Aquarius (2016)

Aquarius

No filme, Sônia Braga vive uma mulher que bate de frente com a especulação imobiliária ao não querer se desfazer de suas raízes afetivas

Não vá com muita sede ao pote porque Aquarius, o novo filme sensação de Kleber Mendonça Filho, não é lá a sétima maravilha do cinema nacional. Pelo menos não do jeito que a crítica especializada está pintando ou quer que seja pintado. Ou seja, como bandeira ideológica de um momento político. Há muita superestimação em torno de um diretor que meio que se contradiz no seu discurso crítico social.
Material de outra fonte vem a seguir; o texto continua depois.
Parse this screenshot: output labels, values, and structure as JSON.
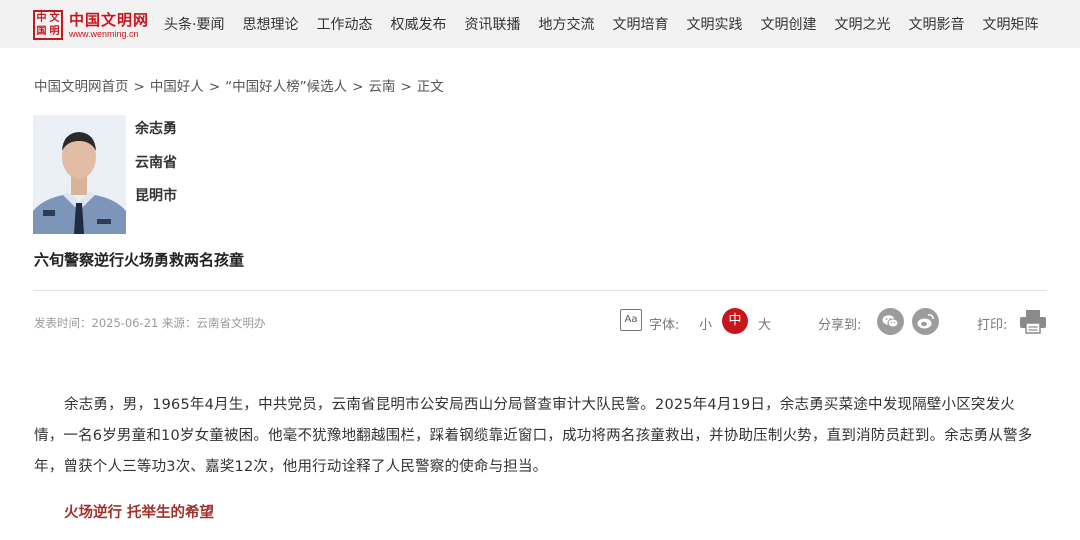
{
  "header": {
    "logo_seal_chars": [
      "中",
      "文",
      "国",
      "明"
    ],
    "logo_title": "中国文明网",
    "logo_url": "www.wenming.cn",
    "nav": [
      "头条·要闻",
      "思想理论",
      "工作动态",
      "权威发布",
      "资讯联播",
      "地方交流",
      "文明培育",
      "文明实践",
      "文明创建",
      "文明之光",
      "文明影音",
      "文明矩阵"
    ]
  },
  "breadcrumb": [
    "中国文明网首页",
    "中国好人",
    "“中国好人榜”候选人",
    "云南",
    "正文"
  ],
  "breadcrumb_sep": ">",
  "profile": {
    "name": "余志勇",
    "province": "云南省",
    "city": "昆明市"
  },
  "headline": "六旬警察逆行火场勇救两名孩童",
  "meta": {
    "info": "发表时间：2025-06-21 来源：云南省文明办",
    "font_icon_text": "Aa",
    "font_label": "字体:",
    "size_small": "小",
    "size_medium": "中",
    "size_large": "大",
    "share_label": "分享到:",
    "print_label": "打印:"
  },
  "article": {
    "paragraph": "余志勇，男，1965年4月生，中共党员，云南省昆明市公安局西山分局督查审计大队民警。2025年4月19日，余志勇买菜途中发现隔壁小区突发火情，一名6岁男童和10岁女童被困。他毫不犹豫地翻越围栏，踩着钢缆靠近窗口，成功将两名孩童救出，并协助压制火势，直到消防员赶到。余志勇从警多年，曾获个人三等功3次、嘉奖12次，他用行动诠释了人民警察的使命与担当。",
    "subheading": "火场逆行 托举生的希望"
  },
  "colors": {
    "brand_red": "#c8161d",
    "subheading": "#a0322e",
    "header_bg": "#f2f2f2"
  },
  "icons": [
    "logo-seal",
    "font-size-icon",
    "wechat-icon",
    "weibo-icon",
    "printer-icon"
  ]
}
Sim, se contradiz porque ele e boa parte do público burguês que está indo conferir o filme fazem parte de uma elite esnobe e soberba que é retratada na tela. Uma elite soberba e esnobe que finge em lutar pelos fracos e oprimidos, o lado esquecido da sociedade. Há muita hipocrisia no filme, no que diz respeito ao discurso, como há muita falsidade nas relações humanas, políticas e sociais no Brasil.
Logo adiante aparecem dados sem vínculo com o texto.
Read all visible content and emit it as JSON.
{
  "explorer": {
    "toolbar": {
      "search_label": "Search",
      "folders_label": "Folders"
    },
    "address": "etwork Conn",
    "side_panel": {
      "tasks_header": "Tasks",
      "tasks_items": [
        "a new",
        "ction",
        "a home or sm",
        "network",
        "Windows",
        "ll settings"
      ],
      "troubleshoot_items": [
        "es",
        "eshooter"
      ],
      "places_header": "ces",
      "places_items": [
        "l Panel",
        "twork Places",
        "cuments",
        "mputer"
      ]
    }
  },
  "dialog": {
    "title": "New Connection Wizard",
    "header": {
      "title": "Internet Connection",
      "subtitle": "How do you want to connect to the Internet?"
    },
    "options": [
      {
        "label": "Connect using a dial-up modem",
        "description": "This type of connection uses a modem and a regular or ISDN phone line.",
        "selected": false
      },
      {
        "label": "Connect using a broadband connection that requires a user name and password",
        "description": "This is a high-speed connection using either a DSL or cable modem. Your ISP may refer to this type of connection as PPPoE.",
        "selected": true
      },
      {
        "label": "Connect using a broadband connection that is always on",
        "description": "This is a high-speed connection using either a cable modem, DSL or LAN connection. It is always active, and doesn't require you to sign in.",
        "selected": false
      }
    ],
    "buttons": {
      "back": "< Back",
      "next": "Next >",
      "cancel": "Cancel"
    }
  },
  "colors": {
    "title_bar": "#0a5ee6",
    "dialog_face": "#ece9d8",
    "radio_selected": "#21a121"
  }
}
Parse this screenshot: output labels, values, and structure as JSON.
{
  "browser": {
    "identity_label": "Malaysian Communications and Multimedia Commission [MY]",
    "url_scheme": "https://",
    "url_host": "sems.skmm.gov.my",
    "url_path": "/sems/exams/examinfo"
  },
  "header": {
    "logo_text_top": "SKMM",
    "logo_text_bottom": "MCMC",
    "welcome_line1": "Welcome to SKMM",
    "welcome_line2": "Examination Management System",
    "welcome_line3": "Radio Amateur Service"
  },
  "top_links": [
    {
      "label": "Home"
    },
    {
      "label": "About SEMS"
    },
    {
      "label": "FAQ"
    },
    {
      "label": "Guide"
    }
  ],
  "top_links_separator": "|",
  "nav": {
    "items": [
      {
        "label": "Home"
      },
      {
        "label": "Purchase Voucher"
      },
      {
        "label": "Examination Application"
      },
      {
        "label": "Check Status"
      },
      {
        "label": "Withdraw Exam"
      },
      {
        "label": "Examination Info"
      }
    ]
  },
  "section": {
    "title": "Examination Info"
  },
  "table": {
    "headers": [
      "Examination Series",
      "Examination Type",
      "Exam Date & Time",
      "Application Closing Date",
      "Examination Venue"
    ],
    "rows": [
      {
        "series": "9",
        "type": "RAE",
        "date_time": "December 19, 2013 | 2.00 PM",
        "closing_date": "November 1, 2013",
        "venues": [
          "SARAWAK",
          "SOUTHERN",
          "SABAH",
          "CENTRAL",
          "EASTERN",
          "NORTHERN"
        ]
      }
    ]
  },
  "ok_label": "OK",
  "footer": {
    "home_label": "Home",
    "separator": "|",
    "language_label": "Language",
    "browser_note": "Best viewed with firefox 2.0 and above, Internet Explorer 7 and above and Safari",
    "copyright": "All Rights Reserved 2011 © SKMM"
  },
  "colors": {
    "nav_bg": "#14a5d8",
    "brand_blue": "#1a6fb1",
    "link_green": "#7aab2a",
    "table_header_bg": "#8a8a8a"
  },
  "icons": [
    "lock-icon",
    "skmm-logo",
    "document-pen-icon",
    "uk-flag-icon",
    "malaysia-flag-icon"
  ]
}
Na trama, Clara (Barbara Colen/Sônia Braga), é uma mulher que venceu o câncer patológico da doença e agora enfrenta o câncer da realidade brasileira com seus problemas sociais conduzidos pela arrogância da classe dominante e do poder econômico. Uma triste situação esmiuçada quando ela, apegada a um apartamento à beira da Praia de Boa Viagem, localizada no edifício Aquarius, área nobre do Recife, não quer ser render a pressão da especulação imobiliária.

“Você fez curso de business, mas não tem formação humana, nem de caráter”, diz ela ao engenheiro civil de mais um espigão que será levantando perto de sua casa.

Um dos jovens diretores brilhantes da cena cinematográfica de Pernambuco, Kleber Mendonça Filho foi durante muito tempo figura cativa no Festival de Cinema de Brasília, onde abiscoitou vários prêmios com seus curtas-metragens inteligentes e questionadores. Um estilo que mantém desde que começou a filmar longas-metragens. Depois da aclamação de público e, sobretudo, de crítica, com “O Som Ao Redor”, ele volta à baila com o polêmico Aquarius.

 Não há dúvidas de que seu novo projeto é um filme sério, contundente e necessário, sobretudo quando põe em xeque as mazelas do poder público e revela, de forma sensível e inteligente, o fosso que separa os dois brasis em que vivemos. O Brasil da soberba e o Brasil da pobreza. Uma pena que essa reflexão seja banalizada pela rixa ideológica atrasada na qual vivemos hoje.

Usar o filme como bandeira política nos dias de hoje empobrece o cinema nacional.